Other hosted blog platforms you should consider:
Final points to consider
- Posterous might not be closing – Twitter may even make it much better. You might not need to leap right this instant.
- You may want to wait until Posterous produce an export tool, this may open up a whole host of new options. They may even handle the redirects for you for a specified time.
- Find a blog platform where you can setup a trial and have a play with the interface, import your Posterous blog and evaluate any issues before you swap the domain.
- Find a blog platform that will import your full Posterous site including the multimedia.
- Find a blog tool that will keep your existing URL structure (Posterous custom domains only) obviously this would leave masses of broken links not only within your own blog, but around the web and within the search engines. Over time search engines will recover and if you have added Webmaster tools to Posterous (do it now before it goes) you will have the ability to do some damage limitation.
- Find a service that offers some sort of premium option. Companies that are making money and actually getting paid are probably less likely to disappear (it doesn’t stop them getting acquired though).
- Decide whether you love playing with the big boys or would prefer to take a risk with a smaller company. Remember to read the privacy and ownership rights of every service. If you think Facebook are the only ones mining your data you’ll be wrong.
- Find a service that you can simply email your posts to.
- Consider using FeedBurner for your site feed as this allows future portability and keeps your subscribers. If Posterous goes, I will lose many followers, but by changing my FeedBurner feed path I can at least retain subscribers. I also suggest turning on email subscription as I have found that many people now prefer to get an update in their inbox rather than trawl through their constantly growing RSS reader. Oh, and yes FeedBurner was acquired by Google in 2007.

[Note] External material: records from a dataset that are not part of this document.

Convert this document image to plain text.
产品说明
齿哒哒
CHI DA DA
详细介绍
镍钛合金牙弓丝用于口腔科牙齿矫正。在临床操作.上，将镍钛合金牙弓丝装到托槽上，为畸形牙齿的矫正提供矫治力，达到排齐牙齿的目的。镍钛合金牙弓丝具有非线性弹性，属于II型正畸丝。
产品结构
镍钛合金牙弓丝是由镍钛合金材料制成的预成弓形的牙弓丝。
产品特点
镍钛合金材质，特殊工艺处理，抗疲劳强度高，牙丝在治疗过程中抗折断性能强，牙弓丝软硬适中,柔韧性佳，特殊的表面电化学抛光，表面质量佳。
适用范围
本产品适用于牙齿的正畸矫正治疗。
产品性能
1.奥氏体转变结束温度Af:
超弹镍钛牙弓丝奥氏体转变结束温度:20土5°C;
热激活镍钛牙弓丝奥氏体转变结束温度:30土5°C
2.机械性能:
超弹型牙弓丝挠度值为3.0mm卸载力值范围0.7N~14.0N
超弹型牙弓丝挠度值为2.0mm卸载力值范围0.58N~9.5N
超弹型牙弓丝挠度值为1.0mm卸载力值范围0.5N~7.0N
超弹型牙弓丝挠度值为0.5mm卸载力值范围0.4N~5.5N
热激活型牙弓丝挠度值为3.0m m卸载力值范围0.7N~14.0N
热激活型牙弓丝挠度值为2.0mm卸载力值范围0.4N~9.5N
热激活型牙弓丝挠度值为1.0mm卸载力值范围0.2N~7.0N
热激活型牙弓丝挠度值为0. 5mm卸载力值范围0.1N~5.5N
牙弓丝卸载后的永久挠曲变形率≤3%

Update 22 March – ExportMyPosts
A couple of nights ago I found a Jazzy kind of guy who has created a Posterous backup tool – It costs $9 to fully backup all of your posts and media (ORIGINAL images, video and audio). Luckily I went straight to his twitter stream and noticed this post announcing a free promo code (it might still work):
use Promo Code TWITTERLOVE to get a free export on my new site ExportMyPosts exportmyposts.com – code good for next 10 people
— Chad (@jazzychad) March 20, 2012
If you can’t wait for Posterous to release a tool I would totally recommend this service. I have downloaded a 700MB file containing everything I have published to Posterous and it has been saved in a simple HTML structure that could simply be hosted on Dropbox as an archive site.
While you can certainly use WordPress.com to make a copy (including comments) I have found the import tool to be slightly hit and miss when pulling your media across – and it will not grab your video or audio files or original size images. Using a combination of ExportMyPosts and the WordPress.com import tool, you can ensure you have every element you need to re-create your blog.